(S-120) Glance, L.G., Sunday 9:15
TITLE: EFFECT OF VARYING THE CASE MIX ON THE PERFORMANCE OF APACHE II: A SIMULATION STUDY
AUTHORS: Laurent G. Glance, MD1, Turner Osler, MD2, Peter Papadakos, MD1
AFFILIATION: 1University of Rochester Medical Center, Rochester, NY; 2University of Vermont Medical College, Burlington, VT.
INTRODUCTION: Crude mortality rates cannot be used to compare ICU performance since differences in mortality may simply be a function of case mix variation. Outcome prediction models can be used to calculate risk-adjusted mortality rates for ICUs because they (presumably) account for differences in case mix. In order for a scoring system to allow comparisons of ICU's with varying mortality rates, its performance must be stable across a range of case mixes. The purpose of this study was to assess the impact of case mix on the performance of APACHE II using measures of calibration and discrimination.

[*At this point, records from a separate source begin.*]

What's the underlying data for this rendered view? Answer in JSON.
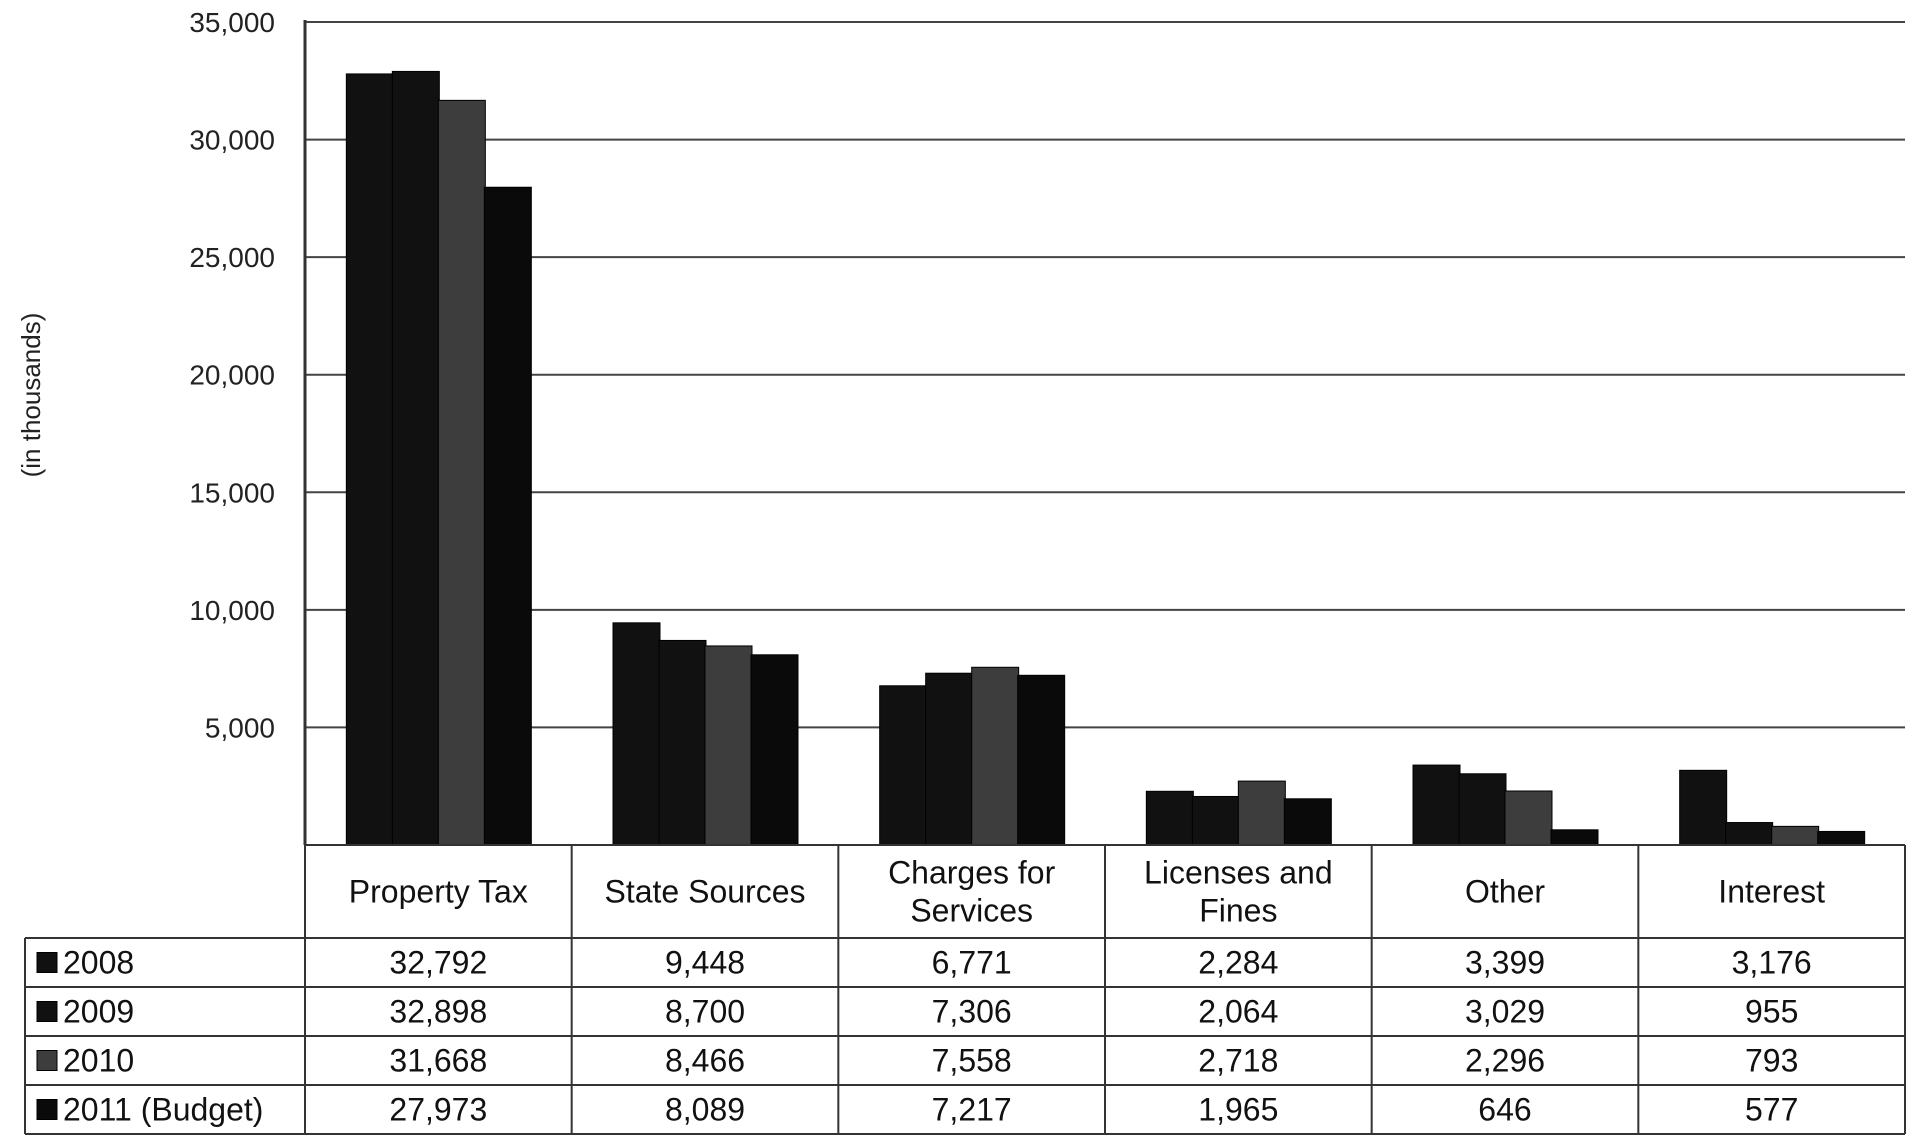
{
  "chart_data": {
    "type": "bar",
    "title": "",
    "xlabel": "",
    "ylabel": "(in thousands)",
    "ylim": [
      0,
      35000
    ],
    "yticks": [
      5000,
      10000,
      15000,
      20000,
      25000,
      30000,
      35000
    ],
    "ytick_labels": [
      "5,000",
      "10,000",
      "15,000",
      "20,000",
      "25,000",
      "30,000",
      "35,000"
    ],
    "grid": true,
    "legend_position": "table-left",
    "categories": [
      "Property Tax",
      "State Sources",
      "Charges for Services",
      "Licenses and Fines",
      "Other",
      "Interest"
    ],
    "series": [
      {
        "name": "2008",
        "color": "#111111",
        "values": [
          32792,
          9448,
          6771,
          2284,
          3399,
          3176
        ],
        "labels": [
          "32,792",
          "9,448",
          "6,771",
          "2,284",
          "3,399",
          "3,176"
        ]
      },
      {
        "name": "2009",
        "color": "#111111",
        "values": [
          32898,
          8700,
          7306,
          2064,
          3029,
          955
        ],
        "labels": [
          "32,898",
          "8,700",
          "7,306",
          "2,064",
          "3,029",
          "955"
        ]
      },
      {
        "name": "2010",
        "color": "#3d3d3d",
        "values": [
          31668,
          8466,
          7558,
          2718,
          2296,
          793
        ],
        "labels": [
          "31,668",
          "8,466",
          "7,558",
          "2,718",
          "2,296",
          "793"
        ]
      },
      {
        "name": "2011 (Budget)",
        "color": "#0a0a0a",
        "values": [
          27973,
          8089,
          7217,
          1965,
          646,
          577
        ],
        "labels": [
          "27,973",
          "8,089",
          "7,217",
          "1,965",
          "646",
          "577"
        ]
      }
    ]
  }
}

METHODS: APACHE II data was collected prospectively from the SICU at a single institution between 1990 and 1997 (cardiac, burn and pediatric patients were excluded). The patients in this data set were first ranked according to their APACHE II predicted mortality and then divided into ten groups (decile of risk) of equal size: 0-3.1%, 3.2-4.7%, …, 39-100%. A computer simulation was used to create 2000 different cases mixes with mortality rates 5%-18%. The number of patients in each decile (x1 from the first decile, x2 from the 2nd decile, …, x10 from the 10th decile) constituted a distinct case mix. A virtual ICU (VICU) with a given case mix was created by randomly resampling (with replacement) x1 from the first decile, x2 from the 2nd decile, …, x10 from the 10th decile. One hundred different VICUs with identical case mixes were created for each of the 2000 case mixes. The area under the ROC curve and the Hosmer- Lemeshow C statistic were derived for each case mix.
RESULTS: With increases in simulated mortality rate, the HL C stat increased significantly, suggesting marked detoriation in calibration (R-Sq=0.90; p=0.000). There was significant variability in the area under the ROC curve with changes in case mix.
CONCLUSION: As the simulated mortality rate increased, APACHE II exhibited progressively worse calibration. Since all of the patients in simulated data sets were cared for at a single institution, it is reasonable to assume that the level of care was uniform. Therefore the changes in calibration of APACHE II is intrinsic to the scoring system itself. Therefore, it may not be possible to use APACHE II to compare ICUs with widely divergent mortality rates since the accuracy of APACHE II is itself a function of case mix.